Sanditonian (comparative more Sanditonian, superlative most Sanditonian)

  1. (literary criticism) Of or relating to the fictional town of Sanditon from the unfinished novel Sanditon (1817) by the English writer Jane Austen.
    • 1990, Terry Castle, “Introduction”, in John Davie, editor, Northanger Abbey, Lady Susan, The Watsons, and Sanditon (The World’s Classics), Oxford, Oxon, New York, N.Y.: Oxford University Press, →ISBN, page xxx:
      Parker himself is a model of bustling absurdity: a lover of healthful living, bathing machines, and the ‘Bracing Sea Air’ of Sanditon, a despiser of old-fashioned houses in ‘little contracted Nooks’, kitchen gardens (‘Who can endure a Cabbage Bed in October?’), and anyone who doubts the fact that Sanditon is ‘the very Spot which Thousands [seem] in need of’. On the rival attractions of Brinshore, a village down the coast, this ‘Enthusiast’ for all things Sanditonian is appropriately withering: ‘Why, in truth Sir, I fancy we may apply to Brinshore, that line of the Poet Cowper in his description of the religious Cottager, as opposed to Voltaire—“She, never heard of half a mile from home”’ (p. 326).
    • 1992, Deidre Shauna Lynch, Face Value: The Economy of Character and the Institution of the Novel, 1750-1820, Stanford, Calif.: Stanford University, →OCLC, page 170:
      A late contribution to the cartography of taste that the Austen canon seeks to register, this presentation of the Sanditonian way of seeing sets out terms for the proper appreciation of the Austen heroine. It puts into place the negative pole of the system of reading relations: and so this exposé of Sanditonian perception sets off to advantage the deep reading that an Austen heroine does or learns to do.

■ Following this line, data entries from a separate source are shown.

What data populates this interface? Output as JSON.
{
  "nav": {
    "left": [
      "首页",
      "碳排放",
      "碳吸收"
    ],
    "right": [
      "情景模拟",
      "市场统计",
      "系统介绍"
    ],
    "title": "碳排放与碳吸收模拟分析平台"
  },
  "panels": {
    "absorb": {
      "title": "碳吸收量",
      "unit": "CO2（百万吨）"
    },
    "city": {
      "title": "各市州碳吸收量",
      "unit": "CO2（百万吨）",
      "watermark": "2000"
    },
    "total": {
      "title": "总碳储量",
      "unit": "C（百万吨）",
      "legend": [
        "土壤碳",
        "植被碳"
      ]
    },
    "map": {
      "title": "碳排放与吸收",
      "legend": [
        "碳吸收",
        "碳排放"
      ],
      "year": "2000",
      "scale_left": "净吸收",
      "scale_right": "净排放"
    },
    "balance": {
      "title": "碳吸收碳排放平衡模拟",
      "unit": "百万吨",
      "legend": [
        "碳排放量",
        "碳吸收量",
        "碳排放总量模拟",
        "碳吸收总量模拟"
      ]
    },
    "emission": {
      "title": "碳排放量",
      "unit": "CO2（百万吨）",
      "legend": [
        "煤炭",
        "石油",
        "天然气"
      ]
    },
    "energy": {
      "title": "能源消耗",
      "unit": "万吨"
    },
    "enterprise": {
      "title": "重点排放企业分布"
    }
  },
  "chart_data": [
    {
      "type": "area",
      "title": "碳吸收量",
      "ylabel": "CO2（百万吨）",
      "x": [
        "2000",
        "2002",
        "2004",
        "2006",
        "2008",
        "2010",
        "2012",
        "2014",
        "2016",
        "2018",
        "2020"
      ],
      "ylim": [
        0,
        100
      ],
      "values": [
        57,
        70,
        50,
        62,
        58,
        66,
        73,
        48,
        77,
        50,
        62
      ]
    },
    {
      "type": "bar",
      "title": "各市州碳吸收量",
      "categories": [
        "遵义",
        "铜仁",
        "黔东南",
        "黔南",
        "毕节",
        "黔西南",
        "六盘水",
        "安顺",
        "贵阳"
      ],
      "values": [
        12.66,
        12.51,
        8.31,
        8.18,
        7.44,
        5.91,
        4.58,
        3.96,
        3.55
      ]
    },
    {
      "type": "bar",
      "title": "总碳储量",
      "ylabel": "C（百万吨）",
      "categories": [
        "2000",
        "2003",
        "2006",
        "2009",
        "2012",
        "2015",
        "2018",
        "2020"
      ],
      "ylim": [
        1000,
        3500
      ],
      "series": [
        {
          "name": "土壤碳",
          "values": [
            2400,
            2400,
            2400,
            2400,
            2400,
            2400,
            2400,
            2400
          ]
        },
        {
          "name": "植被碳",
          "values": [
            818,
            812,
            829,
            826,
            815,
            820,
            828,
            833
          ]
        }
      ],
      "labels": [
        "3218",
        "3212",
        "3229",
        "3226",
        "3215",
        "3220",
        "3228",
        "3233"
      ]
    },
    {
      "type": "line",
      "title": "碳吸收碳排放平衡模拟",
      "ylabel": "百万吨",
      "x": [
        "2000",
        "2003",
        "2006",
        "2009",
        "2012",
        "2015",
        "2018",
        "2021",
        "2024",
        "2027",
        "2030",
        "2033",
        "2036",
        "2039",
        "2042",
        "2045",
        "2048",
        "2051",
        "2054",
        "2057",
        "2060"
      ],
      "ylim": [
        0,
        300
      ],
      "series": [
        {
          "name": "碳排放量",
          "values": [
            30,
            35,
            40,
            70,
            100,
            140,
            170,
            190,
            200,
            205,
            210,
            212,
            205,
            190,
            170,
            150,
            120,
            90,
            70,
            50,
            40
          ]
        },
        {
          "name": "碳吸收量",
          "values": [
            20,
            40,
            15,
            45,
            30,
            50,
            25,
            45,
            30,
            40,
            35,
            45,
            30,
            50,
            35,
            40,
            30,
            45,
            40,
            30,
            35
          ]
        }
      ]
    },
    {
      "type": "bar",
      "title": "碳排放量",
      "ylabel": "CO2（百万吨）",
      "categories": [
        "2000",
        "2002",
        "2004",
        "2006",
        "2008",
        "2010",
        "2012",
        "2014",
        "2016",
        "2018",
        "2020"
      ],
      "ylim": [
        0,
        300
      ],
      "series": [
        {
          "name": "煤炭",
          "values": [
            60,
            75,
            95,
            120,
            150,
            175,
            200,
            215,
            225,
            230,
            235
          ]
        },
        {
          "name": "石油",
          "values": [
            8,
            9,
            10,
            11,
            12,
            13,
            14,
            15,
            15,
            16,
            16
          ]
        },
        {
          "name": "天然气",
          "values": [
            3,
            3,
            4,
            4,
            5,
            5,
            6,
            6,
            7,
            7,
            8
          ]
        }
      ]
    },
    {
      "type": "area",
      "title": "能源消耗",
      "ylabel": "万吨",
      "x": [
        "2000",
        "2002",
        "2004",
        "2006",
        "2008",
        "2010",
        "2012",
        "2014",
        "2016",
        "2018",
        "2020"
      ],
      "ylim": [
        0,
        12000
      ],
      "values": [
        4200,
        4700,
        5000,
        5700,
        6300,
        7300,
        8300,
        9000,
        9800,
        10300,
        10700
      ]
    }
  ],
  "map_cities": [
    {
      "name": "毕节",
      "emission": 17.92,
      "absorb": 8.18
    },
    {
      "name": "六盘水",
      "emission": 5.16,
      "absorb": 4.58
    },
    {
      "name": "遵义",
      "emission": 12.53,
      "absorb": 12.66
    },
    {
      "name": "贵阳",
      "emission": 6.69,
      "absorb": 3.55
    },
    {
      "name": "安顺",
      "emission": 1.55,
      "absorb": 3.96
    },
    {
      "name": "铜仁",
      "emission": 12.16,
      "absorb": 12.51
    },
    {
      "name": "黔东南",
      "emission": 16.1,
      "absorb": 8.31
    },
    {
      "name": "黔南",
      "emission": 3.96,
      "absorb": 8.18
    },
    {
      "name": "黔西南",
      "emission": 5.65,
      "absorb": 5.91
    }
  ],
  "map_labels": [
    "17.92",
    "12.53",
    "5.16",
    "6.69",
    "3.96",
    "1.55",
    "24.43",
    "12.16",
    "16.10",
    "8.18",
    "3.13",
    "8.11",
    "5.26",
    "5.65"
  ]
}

    • 2021 summer, Nancy Marck Cantwell, “Fleecing Miss Lambe: Exploitation, Tourism, and the New National Narrative in Sanditon”, in Persuasions On-Line[1], volume 41, number 2, The Jane Austen Society of North America, Inc., →ISSN, archived from the original on 2022-06-30:
      Sheridan confirms the accepted belief that colonial wealth stimulated by English investment should circulate back to benefit England: “If the West India trade was in effect a home trade, it was to be expected that the income from this trade should centre in the mother country” (304). A similar sense of entitlement can be detected in Sanditonian efforts to appropriate Miss Lambe, to provide her with consumer goods and satisfying touristic experiences, and to secure her ongoing patronage of the resort—particularly in order to compete with the French tourist sites that became popular following the Napoleonic Wars and thus keep colonial wealth circulating within the domestic economy.